Why do so few writers look beyond “religious reasons” for a cause? I suspect that
trying
to explain Aztec sacrifice means that we
need
to explain it, which would imply that it is somehow abnormal, which might upset widely held views about native cultures. This might then lead us to accept outdated Eurocentric notions about heathen savages and the superiority of Western Christendom. It’s a slippery slope many scholars want to avoid.
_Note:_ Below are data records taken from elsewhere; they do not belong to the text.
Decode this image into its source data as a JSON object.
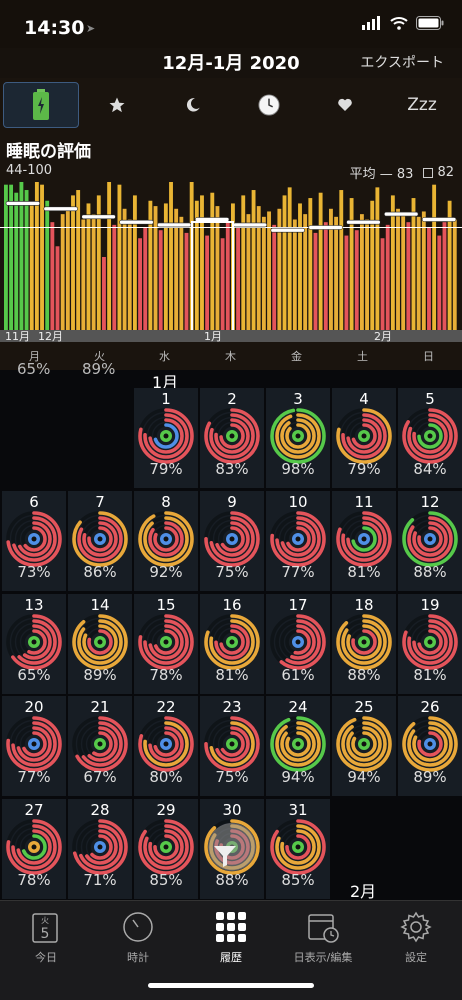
{
  "status": {
    "time": "14:30"
  },
  "header": {
    "title": "12月-1月 2020",
    "export": "エクスポート"
  },
  "tabs": [
    {
      "name": "battery-tab-icon"
    },
    {
      "name": "star-tab-icon"
    },
    {
      "name": "moon-tab-icon"
    },
    {
      "name": "clock-tab-icon"
    },
    {
      "name": "heart-tab-icon"
    },
    {
      "name": "zzz-tab",
      "text": "Zzz"
    }
  ],
  "chart_section": {
    "title": "睡眠の評価",
    "range": "44-100",
    "avg_label": "平均 — 83",
    "box_label": "82",
    "month_labels": [
      "11月",
      "12月",
      "1月",
      "2月"
    ],
    "weekdays": [
      "月",
      "火",
      "水",
      "木",
      "金",
      "土",
      "日"
    ]
  },
  "chart_data": {
    "type": "bar",
    "ylim": [
      44,
      100
    ],
    "average": 83,
    "values": [
      99,
      99,
      96,
      100,
      97,
      92,
      100,
      99,
      93,
      85,
      76,
      88,
      90,
      95,
      97,
      86,
      92,
      88,
      95,
      72,
      100,
      84,
      99,
      90,
      86,
      95,
      79,
      83,
      93,
      91,
      82,
      92,
      100,
      90,
      87,
      81,
      100,
      93,
      95,
      80,
      96,
      91,
      79,
      85,
      92,
      83,
      95,
      88,
      97,
      91,
      87,
      89,
      84,
      90,
      95,
      98,
      86,
      92,
      88,
      94,
      81,
      96,
      85,
      90,
      87,
      97,
      80,
      94,
      82,
      88,
      86,
      93,
      98,
      79,
      84,
      95,
      90,
      88,
      85,
      94,
      87,
      89,
      83,
      99,
      80,
      85,
      93,
      86
    ],
    "weekly_averages": [
      92,
      90,
      87,
      85,
      84,
      86,
      84,
      82,
      83,
      85,
      88,
      86
    ]
  },
  "calendar": {
    "month_label": "1月",
    "next_month_label": "2月",
    "partial_row": [
      "65%",
      "89%"
    ],
    "days": [
      {
        "day": "1",
        "pct": "79%"
      },
      {
        "day": "2",
        "pct": "83%"
      },
      {
        "day": "3",
        "pct": "98%"
      },
      {
        "day": "4",
        "pct": "79%"
      },
      {
        "day": "5",
        "pct": "84%"
      },
      {
        "day": "6",
        "pct": "73%"
      },
      {
        "day": "7",
        "pct": "86%"
      },
      {
        "day": "8",
        "pct": "92%"
      },
      {
        "day": "9",
        "pct": "75%"
      },
      {
        "day": "10",
        "pct": "77%"
      },
      {
        "day": "11",
        "pct": "81%"
      },
      {
        "day": "12",
        "pct": "88%"
      },
      {
        "day": "13",
        "pct": "65%"
      },
      {
        "day": "14",
        "pct": "89%"
      },
      {
        "day": "15",
        "pct": "78%"
      },
      {
        "day": "16",
        "pct": "81%"
      },
      {
        "day": "17",
        "pct": "61%"
      },
      {
        "day": "18",
        "pct": "88%"
      },
      {
        "day": "19",
        "pct": "81%"
      },
      {
        "day": "20",
        "pct": "77%"
      },
      {
        "day": "21",
        "pct": "67%"
      },
      {
        "day": "22",
        "pct": "80%"
      },
      {
        "day": "23",
        "pct": "75%"
      },
      {
        "day": "24",
        "pct": "94%"
      },
      {
        "day": "25",
        "pct": "94%"
      },
      {
        "day": "26",
        "pct": "89%"
      },
      {
        "day": "27",
        "pct": "78%"
      },
      {
        "day": "28",
        "pct": "71%"
      },
      {
        "day": "29",
        "pct": "85%"
      },
      {
        "day": "30",
        "pct": "88%"
      },
      {
        "day": "31",
        "pct": "85%"
      }
    ]
  },
  "tabbar": {
    "today_label": "今日",
    "today_weekday": "火",
    "today_day": "5",
    "clock_label": "時計",
    "history_label": "履歴",
    "daily_label": "日表示/編集",
    "settings_label": "設定"
  },
  "colors": {
    "red": "#e4545b",
    "orange": "#e8a83a",
    "green": "#56c94a",
    "blue": "#4f8fe6",
    "yellow": "#e9b534"
  }
}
However, the scale of Aztec human sacrifice was so far beyond most religious killings that it probably requires a special explanation. The Spanish Inquisition (32,000 killed)
11
and the witch hunts (60,000 killed)
12
simply can’t compare to the Aztec sacrifice. Those European atrocities killed only enough enemies to make their point. The Aztecs went into overdrive. Even gladiatorial combat among the Romans killed at around half the annual rate as the Aztecs—and that was spread across a much larger area, among a population at least four times larger. Although human sacrifice was common in tribes and villages worldwide, most societies kept the numbers small and outgrew it as soon as they were forced to live close together in cities. The Chinese of the Shang dynasty, for example, sacrificed a mere 13,000 humans in 250 years (1300–1050 BCE).
13

Homicide tends to disrupt the cooperative and orderly behavior that society needs to function. Although I hesitate to generalize about
all
of the atrocities in this book, I’ve noticed that most mass killings either occur after societies break down or are directed against specific enemies on behalf of someone in power. Unnecessarily killing hundreds of thousands of random neighbors on the whim of invisible beings will rip a society apart, unless someone important is getting something very tangible out of it. I think it was meat.

Death Toll

 

The extent of human sacrifice under the Aztecs is the subject of rancorous debate, and many scholars contend that the whole thing has been exaggerated—no more than a handful they say, and only on big holidays.
14
But the evidence remains. The Aztecs proudly displayed the heads of their victims on public skull racks with neatly arranged and easily counted rows. The skull rack in Tenochtitlan held 136,000 skulls according to Spanish eyewitness Andres de Tapia. The skull rack in Xocotlan had over 100,000 skulls according to Spanish eyewitness Bernal Díaz. That’s almost a quarter of a million right there.